Pagans. The visual culture of Pagan myths, legends + rituals
Ethan Doyle White
Thames & Hudson, 2023. 256 p. ISBN 978-0-500-02574-1. £ 25.00; € 34,95
This hardcover edition certainly adds to your book collection. For starters: 900 grams. And the word ‘visual’ in the title comes up to expectations: the book evolves around the many pictures.
The word ‘Pagan’ includes – not only in this book – pre-Christian traditions of old, of ‘far away’ societies, and the neo-Pagan groups in the modern world. “Historically, the term ‘paganism’ did not designate a particular religion.” So do not expect a plain division between those very different categories.
Non-Abrahamic worldviews typically populate the cosmos with a plethora of different entities, each with their own powers, temperaments and experiences. Often these ‘other-than-human persons’ are thought to reside in separate worlds parallel to that of humanity, creating a complex multilayered universe. Many societies have thought it possible to travel between these different realms, although the manner in which these journeys take place varies. …
That is the start of the last chapter, ‘Journeying’, which mentions the ‘nine worlds’ of Old Norse cosmology, and those in the traditional beliefs of the Chukchi of Northeast Asia, and the ‘three-tiered cosmos’ of the Mapuche of Chile and Argentina. And that on one page. I would not call the book ‘superficial’ though – ‘compact’ is a better word to describe this volume. The interested reader can find lots of titles on the ‘Further reading’ pages. The book touches on a wide range of subjects, as the Index can verify. Amulets, dance, divination, orishas, possession, ritual specialists, shrines, spirits, votives; all included.
The book is divided into three categories, of each three chapters:
- Ancient ways
1. Goddesses + Gods
2. Myths + Legends
3. Numinous Nature - Ritual
1. Sacred Sites
2. Witchcraft
3. Oracles + Divination - Community
1. Festivals
2. Embodied Faith
3. Journeying
This frame offers a place to many paintings from 1870 to 1910 (by John William Waterhouse and his contemporaries), older paintings, and modern photographs, and to pictures of ceremonial objects from all over the world, and from ancient societies up to recent and still existing tribes.
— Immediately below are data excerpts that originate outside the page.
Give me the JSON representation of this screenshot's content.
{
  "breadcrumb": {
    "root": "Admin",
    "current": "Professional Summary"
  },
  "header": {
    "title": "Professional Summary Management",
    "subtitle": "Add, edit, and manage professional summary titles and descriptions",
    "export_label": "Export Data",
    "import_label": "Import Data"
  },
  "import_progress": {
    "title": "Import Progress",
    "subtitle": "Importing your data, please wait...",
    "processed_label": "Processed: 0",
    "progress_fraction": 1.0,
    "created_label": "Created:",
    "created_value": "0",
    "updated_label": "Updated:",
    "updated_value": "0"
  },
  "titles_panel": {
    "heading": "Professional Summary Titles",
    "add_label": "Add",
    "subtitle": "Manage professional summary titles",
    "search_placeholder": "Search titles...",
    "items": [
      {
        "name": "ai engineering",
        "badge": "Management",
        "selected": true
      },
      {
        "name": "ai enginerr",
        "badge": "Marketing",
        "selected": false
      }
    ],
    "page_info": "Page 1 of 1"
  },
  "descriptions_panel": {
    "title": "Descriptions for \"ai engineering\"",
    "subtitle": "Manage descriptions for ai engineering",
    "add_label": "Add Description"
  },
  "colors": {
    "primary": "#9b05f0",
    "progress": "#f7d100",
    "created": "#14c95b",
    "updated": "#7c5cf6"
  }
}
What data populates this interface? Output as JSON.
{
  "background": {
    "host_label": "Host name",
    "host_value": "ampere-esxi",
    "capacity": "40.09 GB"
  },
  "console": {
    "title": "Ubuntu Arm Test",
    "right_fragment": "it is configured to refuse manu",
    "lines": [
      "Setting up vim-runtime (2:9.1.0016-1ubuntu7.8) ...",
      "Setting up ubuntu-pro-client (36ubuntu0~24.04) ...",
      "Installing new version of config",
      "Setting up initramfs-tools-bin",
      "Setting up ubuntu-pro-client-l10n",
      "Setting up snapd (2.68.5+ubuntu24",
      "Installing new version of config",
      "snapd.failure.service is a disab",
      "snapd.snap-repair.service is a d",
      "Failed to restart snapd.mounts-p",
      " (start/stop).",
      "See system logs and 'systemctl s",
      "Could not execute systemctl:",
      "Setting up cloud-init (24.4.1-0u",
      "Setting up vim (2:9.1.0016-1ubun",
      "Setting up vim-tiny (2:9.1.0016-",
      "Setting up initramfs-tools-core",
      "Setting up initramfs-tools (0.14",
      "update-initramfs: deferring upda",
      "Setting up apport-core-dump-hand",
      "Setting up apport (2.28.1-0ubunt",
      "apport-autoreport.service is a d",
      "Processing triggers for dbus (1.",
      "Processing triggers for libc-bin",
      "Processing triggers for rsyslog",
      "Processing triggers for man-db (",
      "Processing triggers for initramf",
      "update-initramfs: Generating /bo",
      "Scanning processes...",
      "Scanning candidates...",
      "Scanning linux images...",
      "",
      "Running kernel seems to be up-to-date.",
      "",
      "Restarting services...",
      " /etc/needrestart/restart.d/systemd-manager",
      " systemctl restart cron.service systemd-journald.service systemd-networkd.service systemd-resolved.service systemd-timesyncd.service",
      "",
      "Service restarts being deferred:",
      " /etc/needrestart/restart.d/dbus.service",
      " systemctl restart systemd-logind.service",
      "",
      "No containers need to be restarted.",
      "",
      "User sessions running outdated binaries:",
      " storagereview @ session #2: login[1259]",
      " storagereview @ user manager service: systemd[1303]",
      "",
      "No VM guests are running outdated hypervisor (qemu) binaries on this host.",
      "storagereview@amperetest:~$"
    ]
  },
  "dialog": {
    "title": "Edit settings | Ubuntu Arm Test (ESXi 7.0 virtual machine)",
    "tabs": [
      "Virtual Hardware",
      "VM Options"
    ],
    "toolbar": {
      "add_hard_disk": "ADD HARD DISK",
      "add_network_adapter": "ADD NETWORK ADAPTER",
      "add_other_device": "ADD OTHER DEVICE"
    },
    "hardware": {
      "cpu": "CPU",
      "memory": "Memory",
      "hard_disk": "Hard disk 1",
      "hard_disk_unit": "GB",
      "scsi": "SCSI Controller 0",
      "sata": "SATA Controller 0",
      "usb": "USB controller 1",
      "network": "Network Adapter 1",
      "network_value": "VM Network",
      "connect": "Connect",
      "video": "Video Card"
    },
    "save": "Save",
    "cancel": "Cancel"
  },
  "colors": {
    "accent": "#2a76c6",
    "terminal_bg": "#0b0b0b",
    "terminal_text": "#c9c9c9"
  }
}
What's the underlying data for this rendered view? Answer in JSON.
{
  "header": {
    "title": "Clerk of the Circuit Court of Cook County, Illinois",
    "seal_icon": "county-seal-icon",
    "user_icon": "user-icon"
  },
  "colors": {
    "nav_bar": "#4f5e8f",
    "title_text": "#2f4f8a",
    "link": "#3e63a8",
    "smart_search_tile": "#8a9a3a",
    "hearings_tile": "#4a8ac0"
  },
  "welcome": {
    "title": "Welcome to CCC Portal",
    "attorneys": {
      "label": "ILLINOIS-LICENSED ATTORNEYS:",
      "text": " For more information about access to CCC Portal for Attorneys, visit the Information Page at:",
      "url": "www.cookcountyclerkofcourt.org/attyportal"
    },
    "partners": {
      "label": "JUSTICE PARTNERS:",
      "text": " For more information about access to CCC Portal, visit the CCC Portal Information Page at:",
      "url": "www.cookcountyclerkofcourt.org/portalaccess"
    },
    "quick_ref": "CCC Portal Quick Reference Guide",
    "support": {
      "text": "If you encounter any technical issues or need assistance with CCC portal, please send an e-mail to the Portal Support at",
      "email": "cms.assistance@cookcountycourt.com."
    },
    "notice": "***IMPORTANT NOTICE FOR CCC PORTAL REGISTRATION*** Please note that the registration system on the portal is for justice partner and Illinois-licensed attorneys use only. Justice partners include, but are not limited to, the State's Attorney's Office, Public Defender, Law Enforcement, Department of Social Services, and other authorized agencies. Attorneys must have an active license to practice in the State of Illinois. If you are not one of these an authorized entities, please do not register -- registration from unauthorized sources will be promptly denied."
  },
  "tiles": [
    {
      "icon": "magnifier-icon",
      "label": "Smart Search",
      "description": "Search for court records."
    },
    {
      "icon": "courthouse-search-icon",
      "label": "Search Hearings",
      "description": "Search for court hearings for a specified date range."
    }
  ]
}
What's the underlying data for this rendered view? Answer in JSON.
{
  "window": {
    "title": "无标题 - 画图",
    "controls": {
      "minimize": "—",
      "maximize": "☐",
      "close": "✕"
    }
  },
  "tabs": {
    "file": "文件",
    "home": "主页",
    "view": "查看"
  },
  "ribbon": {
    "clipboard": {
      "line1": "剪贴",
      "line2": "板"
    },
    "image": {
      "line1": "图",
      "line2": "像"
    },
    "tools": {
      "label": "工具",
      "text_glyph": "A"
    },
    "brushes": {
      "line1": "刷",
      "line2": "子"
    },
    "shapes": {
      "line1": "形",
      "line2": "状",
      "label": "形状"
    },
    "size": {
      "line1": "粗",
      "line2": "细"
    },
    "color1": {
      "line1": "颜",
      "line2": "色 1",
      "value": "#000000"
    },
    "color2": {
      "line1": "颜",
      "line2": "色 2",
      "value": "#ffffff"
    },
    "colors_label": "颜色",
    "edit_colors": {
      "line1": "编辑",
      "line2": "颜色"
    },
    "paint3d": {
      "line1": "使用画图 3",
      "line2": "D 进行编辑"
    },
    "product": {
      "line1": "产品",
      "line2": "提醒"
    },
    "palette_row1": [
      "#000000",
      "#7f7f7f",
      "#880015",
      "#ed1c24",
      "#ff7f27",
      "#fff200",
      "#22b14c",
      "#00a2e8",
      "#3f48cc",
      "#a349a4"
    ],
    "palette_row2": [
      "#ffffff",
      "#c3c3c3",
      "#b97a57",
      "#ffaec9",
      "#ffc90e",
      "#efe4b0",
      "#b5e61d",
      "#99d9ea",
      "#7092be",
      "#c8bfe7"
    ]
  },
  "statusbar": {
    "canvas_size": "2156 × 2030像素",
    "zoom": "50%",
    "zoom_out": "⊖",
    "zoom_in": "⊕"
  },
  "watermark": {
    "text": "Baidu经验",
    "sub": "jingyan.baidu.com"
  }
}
Every ‘visual’ is interpreted and explained in text, but when you cannot read English, this still is a very interesting book. An audio version of the book would also be of interest, but it would lose in attraction.
Anyway: recommended for a broad audience of people: for those new to the subject of Paganism, and for those who know much about a specific type of Paganism, but would like to know more about other types and the resemblances between them.